Sandro (Walter Chiari)
est journaliste à Rome. Il mène une enquête sur l'égoïsme de ces concitoyens,
aidé par son ami Peppino (Marcello Mastroianni). Il côtoie divers personnages
de la ville : une diva (Silvana Mangano), un politicien véreux (Vittorio
Caprioli)...
Moi, moi, moi et les
autres est l’avant-dernier film d’Alessandro Blasetti, véritable vétéran du
cinéma italien qui aura traversé l’ère des « téléphones blancs » sous le fascisme,
contribué à la naissance du néoréalisme avec Quatre
pas dans les nuages (1942) et de la comédie italienne sur Dommage que tu sois une canaille (1954).
Moi, moi moi et les autres est pour
lui une œuvre très personnelle où il s’applique à dénoncer l’égoïsme ordinaire
à travers le personnage du journaliste Sandro (Walter Chiari). Sandro constitue
en effet le double filmique de Blasetti dans le ton du film qui se partage
entre regard ironique et amusé sur ce thème de l’égoïsme avec une dimension
plus intime où le réalisateur alimente sa trame de nombreux éléments de sa vie.

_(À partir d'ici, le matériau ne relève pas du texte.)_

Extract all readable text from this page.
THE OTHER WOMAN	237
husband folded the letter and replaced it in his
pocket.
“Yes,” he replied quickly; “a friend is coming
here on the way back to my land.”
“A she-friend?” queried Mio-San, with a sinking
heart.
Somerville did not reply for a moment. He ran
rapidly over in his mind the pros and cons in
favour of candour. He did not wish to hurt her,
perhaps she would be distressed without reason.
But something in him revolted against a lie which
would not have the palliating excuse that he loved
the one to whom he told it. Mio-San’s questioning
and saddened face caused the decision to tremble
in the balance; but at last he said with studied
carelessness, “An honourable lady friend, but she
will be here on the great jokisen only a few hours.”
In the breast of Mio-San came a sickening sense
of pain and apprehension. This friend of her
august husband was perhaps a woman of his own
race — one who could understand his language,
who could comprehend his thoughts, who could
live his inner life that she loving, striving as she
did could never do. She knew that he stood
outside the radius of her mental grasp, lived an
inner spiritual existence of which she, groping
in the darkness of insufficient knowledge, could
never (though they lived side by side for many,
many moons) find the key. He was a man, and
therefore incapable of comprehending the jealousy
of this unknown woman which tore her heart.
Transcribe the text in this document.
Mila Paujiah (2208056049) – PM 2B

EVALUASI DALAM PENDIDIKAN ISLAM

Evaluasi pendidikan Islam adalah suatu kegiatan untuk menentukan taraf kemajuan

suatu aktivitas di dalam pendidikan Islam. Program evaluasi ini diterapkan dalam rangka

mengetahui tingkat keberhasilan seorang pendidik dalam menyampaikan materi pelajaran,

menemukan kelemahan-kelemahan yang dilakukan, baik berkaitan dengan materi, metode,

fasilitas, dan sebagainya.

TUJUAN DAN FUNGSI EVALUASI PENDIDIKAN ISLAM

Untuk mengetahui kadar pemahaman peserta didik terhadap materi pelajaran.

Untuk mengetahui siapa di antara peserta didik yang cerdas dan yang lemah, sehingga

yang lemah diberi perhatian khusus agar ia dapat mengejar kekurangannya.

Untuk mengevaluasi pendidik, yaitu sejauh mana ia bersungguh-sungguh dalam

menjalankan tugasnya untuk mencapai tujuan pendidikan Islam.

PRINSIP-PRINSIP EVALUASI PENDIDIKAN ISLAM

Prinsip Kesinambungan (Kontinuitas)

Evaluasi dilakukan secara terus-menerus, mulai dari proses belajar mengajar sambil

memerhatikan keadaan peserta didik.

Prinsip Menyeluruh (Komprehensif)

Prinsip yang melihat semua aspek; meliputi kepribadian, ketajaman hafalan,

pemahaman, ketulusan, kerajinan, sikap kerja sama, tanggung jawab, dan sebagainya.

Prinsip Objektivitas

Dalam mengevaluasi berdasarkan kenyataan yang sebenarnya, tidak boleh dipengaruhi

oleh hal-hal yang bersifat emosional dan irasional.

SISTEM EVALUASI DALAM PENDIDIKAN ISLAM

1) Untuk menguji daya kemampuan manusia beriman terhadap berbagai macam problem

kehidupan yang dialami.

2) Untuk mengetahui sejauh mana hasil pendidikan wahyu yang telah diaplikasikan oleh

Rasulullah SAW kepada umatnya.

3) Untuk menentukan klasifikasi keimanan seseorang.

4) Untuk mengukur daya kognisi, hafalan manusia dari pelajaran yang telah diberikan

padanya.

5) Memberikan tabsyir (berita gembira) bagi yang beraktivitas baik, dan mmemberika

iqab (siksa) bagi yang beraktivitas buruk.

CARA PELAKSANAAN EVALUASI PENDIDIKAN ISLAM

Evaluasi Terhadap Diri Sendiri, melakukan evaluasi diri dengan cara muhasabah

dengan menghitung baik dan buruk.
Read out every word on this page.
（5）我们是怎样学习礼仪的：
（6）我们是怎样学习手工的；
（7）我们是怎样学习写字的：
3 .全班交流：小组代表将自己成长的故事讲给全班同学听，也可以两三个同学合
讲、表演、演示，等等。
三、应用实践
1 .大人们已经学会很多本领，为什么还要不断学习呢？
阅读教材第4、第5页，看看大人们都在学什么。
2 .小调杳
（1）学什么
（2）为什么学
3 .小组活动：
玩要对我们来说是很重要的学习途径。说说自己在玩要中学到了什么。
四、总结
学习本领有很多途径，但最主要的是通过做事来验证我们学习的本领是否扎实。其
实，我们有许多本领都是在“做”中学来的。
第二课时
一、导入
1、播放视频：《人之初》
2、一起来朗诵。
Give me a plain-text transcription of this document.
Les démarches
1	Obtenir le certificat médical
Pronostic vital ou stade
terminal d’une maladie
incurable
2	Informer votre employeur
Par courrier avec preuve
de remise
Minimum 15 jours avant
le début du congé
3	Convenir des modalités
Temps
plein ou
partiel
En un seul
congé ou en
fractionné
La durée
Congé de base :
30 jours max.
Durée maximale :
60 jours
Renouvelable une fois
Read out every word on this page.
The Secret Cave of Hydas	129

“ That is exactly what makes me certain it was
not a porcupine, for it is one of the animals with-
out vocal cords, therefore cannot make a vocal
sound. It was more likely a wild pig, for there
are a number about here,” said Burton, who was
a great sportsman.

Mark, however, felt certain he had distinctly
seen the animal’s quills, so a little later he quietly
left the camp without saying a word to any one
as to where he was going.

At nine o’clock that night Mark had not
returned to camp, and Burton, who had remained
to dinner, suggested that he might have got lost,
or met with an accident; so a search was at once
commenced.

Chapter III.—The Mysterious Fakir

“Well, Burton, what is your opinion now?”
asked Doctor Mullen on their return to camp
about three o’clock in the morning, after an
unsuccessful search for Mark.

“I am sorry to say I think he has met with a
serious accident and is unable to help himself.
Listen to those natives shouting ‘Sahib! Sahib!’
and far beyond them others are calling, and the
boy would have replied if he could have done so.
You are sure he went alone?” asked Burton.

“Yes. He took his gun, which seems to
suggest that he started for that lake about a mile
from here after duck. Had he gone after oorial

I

On sent donc une démarche proche du Federico Fellini de Huit et demi (1963) mais malheureusement
Blasetti n’en aura pas tout à fait la maestria visuelle et narrative dans sa
tentative. Si la multiplicité des scénaristes est une tradition le plus souvent
positive de la comédie italienne, elle atteint ici un excès - 11 scénaristes
pour des participations plus ou moins importante dont les prestigieux Suso
Cecchi D'Amico ou le duo Age-Scarpelli – qui témoigne de la volonté de Blasetti
de brasser à tout va et de brouiller les pistes sur la facette autobiographique
de son récit. Ce sera le principal problème de Moi, moi, moi et les autres, hésitant constamment entre le film à
sketches thématiques très en vogue à l’époque - Les Complexés (1965) par exemple pour en prendre un autre explorant
une tare humaine ordinaire - et donc la rêverie fellinienne.
Le début du film
très sautillant où Sandro observe plein d’ironie la vilenie ordinaire de ses
congénères dresse plusieurs pastilles très amusantes que l’on pense voir
creusée plus avant dans un sketch à part entière mais il n’en sera rien. C’est
un même survol superficiel qui aura court en suivant le fil conducteur très
lâche autour de Sandro où là aussi les situations arrachent quelques sourires -
le quotidien conjugal avec son épouse jouée par une délicieuse Gina
Lollobrigida – mais n’exploitent pas pleinement le sujet. De saynètes expédiées
en personnages secondaires truculents mais trop en surface (hormis Marcello
Mastroianni en meilleur ami lunaire et Silvana Mangano, le casting prestigieux
n’a pas grand-chose à défendre) c’est donc l’ennui progressif qui domine faute
d’ancrage comique ou intime consistant.
Alessandro Blasetti effleure pourtant par moment ce que Moi, moi, moi et les autres aurait pu être.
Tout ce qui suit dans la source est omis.